The report noted that Ireland and the UK were the only countries in the top 10 to achieve growth in 2014 across project numbers, capital investment and job creation. fDI intelligence is a specialist unit of the 'Financial Times' dedicated to foreign direct investment.
Capital investment into Ireland totalled $5bn, accounting for 4pc of the European market share, the report said.
The Asia-Pacific region remained the leading destination last year for foreign direct investment, with 4,153 announced projects with estimated capital investment of $250bn. The region attracted 38pc of all capital investment globally last year.
By contrast, FDI into Europe overall by project numbers fell by nearly 17pc last year.
Western Europe was the leading source region for FDI in 2014. Despite a 6pc decline in FDI projects, capital investment from the region increased 1pc to $226bn. Western Europe, Asia-Pacific and North America accounted for 91pc of all overseas capital investment in 2014.
Other key trends include:
* Africa witnessed the largest increase in inward investment, with $87bn of FDI announced last year.
* India, Vietnam, Japan and Malaysia were four of the fastest growing destination countries for FDI in the year.
* Investment into Russia and the region around central, eastern and south-eastern Europe dropped by close to a quarter.

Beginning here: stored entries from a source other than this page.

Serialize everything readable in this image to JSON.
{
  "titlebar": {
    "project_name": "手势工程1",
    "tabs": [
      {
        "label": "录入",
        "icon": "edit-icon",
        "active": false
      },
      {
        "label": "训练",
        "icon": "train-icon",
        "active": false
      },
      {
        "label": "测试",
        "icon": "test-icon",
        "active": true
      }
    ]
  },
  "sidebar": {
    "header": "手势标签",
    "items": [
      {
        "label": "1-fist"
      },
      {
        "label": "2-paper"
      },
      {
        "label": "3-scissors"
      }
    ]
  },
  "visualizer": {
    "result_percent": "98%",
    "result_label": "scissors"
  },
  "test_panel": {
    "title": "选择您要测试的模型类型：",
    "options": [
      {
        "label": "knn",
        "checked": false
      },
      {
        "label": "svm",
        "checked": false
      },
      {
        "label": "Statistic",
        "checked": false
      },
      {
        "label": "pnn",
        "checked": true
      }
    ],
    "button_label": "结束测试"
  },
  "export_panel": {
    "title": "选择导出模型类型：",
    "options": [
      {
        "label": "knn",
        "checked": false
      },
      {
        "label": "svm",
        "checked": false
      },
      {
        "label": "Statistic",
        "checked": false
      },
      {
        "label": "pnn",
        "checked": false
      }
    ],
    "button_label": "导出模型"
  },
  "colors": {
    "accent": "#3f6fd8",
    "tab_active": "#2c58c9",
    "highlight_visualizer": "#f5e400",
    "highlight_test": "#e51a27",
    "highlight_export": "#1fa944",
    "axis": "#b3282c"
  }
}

Courtney Fingar, head of content at Fdi Intelligence, said 2014 was a tough year for FDI, with greenfield investment growing by only a tiny percentage and FDI "hovering stubbornly below the pre-financial crisis peak".
But she said "faster growing economic regions such as Africa, experienced growth in greenfield FDI in 2014 and - perhaps contrarily to what might be expected - Egypt attracted a raft of mega investment projects as the investment environment and economic prospects in this key market for the Middle East improved".

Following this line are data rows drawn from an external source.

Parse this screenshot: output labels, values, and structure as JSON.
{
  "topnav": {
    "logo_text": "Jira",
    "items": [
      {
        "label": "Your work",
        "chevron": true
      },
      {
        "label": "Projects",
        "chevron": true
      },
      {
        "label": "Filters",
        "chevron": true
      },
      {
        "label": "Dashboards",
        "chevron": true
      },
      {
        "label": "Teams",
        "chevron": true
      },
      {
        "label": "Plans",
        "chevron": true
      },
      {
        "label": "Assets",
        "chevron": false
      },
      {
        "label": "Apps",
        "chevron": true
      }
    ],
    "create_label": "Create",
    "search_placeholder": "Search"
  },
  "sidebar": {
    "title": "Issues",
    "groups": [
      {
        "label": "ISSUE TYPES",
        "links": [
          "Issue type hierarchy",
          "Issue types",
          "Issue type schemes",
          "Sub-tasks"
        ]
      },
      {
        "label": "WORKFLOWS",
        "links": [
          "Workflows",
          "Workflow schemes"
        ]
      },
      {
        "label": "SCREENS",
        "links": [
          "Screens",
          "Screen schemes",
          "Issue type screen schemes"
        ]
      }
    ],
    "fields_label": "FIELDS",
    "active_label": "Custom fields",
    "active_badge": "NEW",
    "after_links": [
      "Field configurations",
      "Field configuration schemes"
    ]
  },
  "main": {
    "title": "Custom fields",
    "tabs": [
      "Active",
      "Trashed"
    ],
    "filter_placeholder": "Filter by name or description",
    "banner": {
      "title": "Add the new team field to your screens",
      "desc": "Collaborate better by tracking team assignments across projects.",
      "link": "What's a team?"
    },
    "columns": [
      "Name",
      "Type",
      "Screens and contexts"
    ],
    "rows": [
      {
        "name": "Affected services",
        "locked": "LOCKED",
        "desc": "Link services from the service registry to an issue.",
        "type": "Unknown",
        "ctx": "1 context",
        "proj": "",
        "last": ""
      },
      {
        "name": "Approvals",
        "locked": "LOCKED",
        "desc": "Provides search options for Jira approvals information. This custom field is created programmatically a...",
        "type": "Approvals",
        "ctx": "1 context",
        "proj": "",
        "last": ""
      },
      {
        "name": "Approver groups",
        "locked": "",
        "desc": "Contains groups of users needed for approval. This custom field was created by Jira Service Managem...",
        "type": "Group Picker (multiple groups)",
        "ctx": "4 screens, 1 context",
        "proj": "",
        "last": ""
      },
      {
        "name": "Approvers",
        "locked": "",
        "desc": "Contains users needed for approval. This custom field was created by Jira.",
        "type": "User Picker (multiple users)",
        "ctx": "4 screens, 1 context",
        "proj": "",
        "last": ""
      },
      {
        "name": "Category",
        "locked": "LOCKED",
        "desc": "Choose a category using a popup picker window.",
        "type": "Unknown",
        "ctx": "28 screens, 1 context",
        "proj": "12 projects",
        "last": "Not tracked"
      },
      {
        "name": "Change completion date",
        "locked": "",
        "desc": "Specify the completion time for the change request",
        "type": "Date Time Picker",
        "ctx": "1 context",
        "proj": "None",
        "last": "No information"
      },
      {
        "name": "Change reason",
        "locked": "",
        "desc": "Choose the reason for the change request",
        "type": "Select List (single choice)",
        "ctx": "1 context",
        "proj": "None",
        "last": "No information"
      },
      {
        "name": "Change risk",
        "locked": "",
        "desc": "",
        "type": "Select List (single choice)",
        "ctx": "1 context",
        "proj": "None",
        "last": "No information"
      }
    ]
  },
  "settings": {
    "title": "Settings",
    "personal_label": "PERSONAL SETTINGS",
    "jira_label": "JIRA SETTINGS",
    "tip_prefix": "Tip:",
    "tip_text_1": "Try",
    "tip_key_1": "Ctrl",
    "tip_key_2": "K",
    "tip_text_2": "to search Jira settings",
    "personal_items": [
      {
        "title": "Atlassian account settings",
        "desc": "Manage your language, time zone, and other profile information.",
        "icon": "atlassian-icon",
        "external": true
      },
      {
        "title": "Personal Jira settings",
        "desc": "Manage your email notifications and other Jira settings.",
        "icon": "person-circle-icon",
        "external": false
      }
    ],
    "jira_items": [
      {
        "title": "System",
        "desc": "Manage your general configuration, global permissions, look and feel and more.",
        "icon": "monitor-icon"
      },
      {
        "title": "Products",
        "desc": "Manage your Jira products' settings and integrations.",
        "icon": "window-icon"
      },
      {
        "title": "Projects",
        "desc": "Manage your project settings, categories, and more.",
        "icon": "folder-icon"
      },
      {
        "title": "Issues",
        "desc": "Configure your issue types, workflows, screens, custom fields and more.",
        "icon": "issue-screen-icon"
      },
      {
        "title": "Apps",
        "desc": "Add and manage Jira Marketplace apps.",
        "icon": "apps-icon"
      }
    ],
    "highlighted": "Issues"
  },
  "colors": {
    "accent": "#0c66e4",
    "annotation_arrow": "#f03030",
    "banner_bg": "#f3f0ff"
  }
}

The bright spot was China. Capital investment in greenfield FDI projects from China in 2014 totalled $64bn - more than three times the figure for 2013.
The top destination for FDI from China in 2014 was the US, which attracted $9bn in capital investment.
Meanwhile, an event organised by the American Chamber heard that more work needs to be done to ensure Ireland achieves R&D spending target of 3pc of gross domestic product.
The event, attended by senior representatives of many US companies in Ireland was addressed by representatives for several state agencies including Science Foundation Ireland, Enterprise Ireland and IDA Ireland.
Brian Cotter, the American Chamber's public affairs director said research, development & innovation is fundamental to growing the Irish economy.
"There is more work required by all stakeholders to ensure that Ireland achieves the target of spending 3pc on R&D."